LA NECROPOLI ALTOMEDIEVALE DI CASALE DI MADONNA DEL PIANO

 

Nel 1989-90 a N/E del complesso conosciuto tradizionalmente come "Terme di Nerva", si è individuato un sepolcro altomedievale, inserito nelle costruzioni romane già abbandonate.

Le prime indagini hanno restituito tredici sepolture multiple, per un complesso di circa 165 inumati ed ogni sepoltura appare stratificata e tra uno strato e l'altro degli inumati sono evidenti le tracce di uno strato di carbone minuto. Nelle sepolture sono concentrati sia inumati adulti di sesso femminile e maschile sia bambini. Non sappiamo se ci sono rapporti di parentela o di qualsiasi altro genere tra i depositi, né possiamo ipotizzare successioni cronologiche delle tombe, la cui disposizione potrebbe essere stata suggerita da motivazioni pratiche.

Il corredo per la genericità dei materiali fa pensare ad una comunità autoctona dedita all'agricoltura e all'allevamento, che riusciva a fatica a mantenere un'economia di sussistenza.

La ceramica è costituita da brocche e ollette, contenitori dalle dimensioni modeste. Quasi tutti gli esemplari recano tracce di fuliggine nella zona anteriore, dovute probabilmente all'azione del fuoco durante la cottura dei cibi. Come forme uniche sono presenti: un orciuolo, cioè una brocchetta munita di un piccolo cannello e con la bocca stretta, ed una piccola borraccia, il cui impasto è più duro di quello usato per le brocchette. Le ceramiche si collocano cronologicamente tra il VI-VII sec. d.C.
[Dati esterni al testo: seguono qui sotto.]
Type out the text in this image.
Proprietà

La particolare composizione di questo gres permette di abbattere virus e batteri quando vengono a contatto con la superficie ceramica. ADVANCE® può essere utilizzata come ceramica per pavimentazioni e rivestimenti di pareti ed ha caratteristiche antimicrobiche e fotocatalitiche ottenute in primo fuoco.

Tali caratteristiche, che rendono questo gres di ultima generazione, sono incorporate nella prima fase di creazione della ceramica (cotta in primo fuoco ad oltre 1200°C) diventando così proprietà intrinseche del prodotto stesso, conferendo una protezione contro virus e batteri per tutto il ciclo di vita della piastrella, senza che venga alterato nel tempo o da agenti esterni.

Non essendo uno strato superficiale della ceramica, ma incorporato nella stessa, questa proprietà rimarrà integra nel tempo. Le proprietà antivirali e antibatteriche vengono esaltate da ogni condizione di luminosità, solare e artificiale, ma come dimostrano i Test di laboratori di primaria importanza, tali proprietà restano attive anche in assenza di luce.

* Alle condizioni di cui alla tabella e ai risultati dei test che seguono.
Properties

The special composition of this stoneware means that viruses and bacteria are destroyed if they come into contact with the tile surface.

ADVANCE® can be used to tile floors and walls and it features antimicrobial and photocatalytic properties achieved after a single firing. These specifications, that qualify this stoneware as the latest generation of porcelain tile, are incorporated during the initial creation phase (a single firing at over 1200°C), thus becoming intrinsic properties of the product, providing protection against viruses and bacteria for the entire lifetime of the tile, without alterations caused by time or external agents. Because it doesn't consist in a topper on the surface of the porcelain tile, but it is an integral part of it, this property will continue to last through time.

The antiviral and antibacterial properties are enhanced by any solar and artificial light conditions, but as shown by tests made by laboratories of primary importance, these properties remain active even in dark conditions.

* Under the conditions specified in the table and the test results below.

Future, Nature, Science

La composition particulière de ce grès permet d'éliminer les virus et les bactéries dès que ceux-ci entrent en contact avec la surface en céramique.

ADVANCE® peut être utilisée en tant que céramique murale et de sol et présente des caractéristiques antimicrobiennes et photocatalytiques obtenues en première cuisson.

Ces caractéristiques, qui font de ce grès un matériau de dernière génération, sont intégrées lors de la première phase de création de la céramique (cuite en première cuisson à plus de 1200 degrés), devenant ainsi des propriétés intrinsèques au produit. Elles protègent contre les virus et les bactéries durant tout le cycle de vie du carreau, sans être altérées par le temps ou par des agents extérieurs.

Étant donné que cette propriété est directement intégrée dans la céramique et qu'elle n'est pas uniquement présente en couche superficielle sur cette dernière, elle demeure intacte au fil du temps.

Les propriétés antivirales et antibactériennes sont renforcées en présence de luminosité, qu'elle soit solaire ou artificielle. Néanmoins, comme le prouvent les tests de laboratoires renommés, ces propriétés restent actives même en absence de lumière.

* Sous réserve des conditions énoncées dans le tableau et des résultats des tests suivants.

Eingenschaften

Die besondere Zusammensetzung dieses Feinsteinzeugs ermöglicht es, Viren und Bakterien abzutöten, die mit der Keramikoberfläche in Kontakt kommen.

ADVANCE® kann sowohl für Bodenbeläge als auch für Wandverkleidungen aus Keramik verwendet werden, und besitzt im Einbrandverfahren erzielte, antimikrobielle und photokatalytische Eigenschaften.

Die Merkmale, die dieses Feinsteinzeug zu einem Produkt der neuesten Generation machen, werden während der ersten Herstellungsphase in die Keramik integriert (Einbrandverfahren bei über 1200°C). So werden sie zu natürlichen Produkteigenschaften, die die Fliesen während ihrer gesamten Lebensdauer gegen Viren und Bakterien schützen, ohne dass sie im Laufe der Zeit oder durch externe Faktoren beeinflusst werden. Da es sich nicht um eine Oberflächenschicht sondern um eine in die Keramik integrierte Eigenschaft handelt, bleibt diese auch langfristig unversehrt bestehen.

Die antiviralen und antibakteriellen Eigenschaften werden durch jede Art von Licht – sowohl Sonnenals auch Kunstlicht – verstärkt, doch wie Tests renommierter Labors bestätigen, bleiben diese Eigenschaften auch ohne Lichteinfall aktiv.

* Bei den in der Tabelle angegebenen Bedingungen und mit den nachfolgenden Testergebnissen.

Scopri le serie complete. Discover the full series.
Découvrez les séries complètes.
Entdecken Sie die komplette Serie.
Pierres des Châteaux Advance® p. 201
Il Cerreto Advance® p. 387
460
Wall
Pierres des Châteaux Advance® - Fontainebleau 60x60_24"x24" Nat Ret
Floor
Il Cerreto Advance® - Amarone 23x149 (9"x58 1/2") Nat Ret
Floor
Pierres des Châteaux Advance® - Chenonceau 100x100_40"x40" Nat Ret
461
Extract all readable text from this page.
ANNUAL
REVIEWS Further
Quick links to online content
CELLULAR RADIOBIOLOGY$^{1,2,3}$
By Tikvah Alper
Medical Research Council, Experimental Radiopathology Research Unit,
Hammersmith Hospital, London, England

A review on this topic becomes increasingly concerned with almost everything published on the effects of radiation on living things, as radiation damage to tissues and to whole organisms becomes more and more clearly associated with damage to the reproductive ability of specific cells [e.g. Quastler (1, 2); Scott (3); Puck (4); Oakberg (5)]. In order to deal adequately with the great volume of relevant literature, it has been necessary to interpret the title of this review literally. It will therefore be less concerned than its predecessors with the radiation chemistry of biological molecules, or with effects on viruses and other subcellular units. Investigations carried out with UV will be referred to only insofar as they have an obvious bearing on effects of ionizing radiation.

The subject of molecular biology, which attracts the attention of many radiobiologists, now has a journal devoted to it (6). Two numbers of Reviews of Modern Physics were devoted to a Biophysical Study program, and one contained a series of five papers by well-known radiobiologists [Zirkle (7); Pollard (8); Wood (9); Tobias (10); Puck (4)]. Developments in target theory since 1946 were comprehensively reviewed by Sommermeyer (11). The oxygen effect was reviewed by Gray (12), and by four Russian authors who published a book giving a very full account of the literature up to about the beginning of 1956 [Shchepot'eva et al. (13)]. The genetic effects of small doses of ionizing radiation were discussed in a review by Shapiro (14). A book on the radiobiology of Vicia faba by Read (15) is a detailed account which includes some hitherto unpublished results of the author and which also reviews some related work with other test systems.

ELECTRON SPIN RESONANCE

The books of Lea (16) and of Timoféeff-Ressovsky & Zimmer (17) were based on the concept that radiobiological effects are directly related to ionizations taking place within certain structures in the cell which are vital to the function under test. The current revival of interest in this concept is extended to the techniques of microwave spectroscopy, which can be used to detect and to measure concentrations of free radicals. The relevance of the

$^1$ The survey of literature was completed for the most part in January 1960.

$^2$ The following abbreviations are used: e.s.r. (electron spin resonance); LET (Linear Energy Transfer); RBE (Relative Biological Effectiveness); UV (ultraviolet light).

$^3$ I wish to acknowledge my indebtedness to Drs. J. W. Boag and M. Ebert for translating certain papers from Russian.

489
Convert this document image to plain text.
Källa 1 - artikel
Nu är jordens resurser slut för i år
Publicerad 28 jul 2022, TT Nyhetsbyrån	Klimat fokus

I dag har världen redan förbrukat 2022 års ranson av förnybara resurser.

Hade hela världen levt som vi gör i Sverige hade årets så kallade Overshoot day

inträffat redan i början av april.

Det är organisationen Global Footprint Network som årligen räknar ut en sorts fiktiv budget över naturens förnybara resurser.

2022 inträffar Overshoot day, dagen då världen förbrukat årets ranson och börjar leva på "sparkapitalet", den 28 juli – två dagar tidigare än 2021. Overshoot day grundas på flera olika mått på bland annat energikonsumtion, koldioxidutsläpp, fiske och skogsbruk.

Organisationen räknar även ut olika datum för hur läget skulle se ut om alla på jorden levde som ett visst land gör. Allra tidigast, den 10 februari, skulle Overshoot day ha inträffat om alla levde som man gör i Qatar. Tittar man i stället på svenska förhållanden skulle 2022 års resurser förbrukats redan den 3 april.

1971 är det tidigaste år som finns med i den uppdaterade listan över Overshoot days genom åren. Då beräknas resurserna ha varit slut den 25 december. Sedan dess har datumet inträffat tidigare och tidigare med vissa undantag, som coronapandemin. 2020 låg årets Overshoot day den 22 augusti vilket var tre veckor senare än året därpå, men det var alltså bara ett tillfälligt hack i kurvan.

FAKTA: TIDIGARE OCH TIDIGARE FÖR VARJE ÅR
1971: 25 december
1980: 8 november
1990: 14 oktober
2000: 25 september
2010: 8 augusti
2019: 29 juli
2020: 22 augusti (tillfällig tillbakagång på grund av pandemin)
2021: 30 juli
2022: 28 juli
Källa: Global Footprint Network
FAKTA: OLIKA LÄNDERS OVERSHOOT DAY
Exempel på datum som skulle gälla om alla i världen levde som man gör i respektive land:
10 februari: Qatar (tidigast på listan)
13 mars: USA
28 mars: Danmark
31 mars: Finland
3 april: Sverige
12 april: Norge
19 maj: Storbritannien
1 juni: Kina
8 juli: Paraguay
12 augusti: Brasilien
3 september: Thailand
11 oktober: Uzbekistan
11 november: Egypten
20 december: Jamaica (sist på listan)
Tra i metalli rinvenuti si sottolinea l'importanza di otto elementi di guarnizione in bronzo per cintura maschile. Numerose sono le fibule in bronzo a volutine, che appartengono all'abbigliamento femminile, e le fibbie in bronzo "a scudetto". Gli oggetti di ornamento femminile sono costituiti da orecchini di buona fattura, come la coppia di orecchini in oro e gli orecchini con pendenti decorati da paste vitree, attribuiti alla fine del VI-prima metà VII sec. d.C.

Fra i vetri rinvenuti nelle sepolture si segnalano un'ampollina o eulogia, una brocchetta, un balsamario.

Gli elementi di corredo definiscono l'ambito cronologico della necropoli che va dagli inizi del VI fino alla metà del VII sec. d.C.

 

Fonte:Archeologia Medievale del Lazio, "L'insediamento di Castro dei Volsci".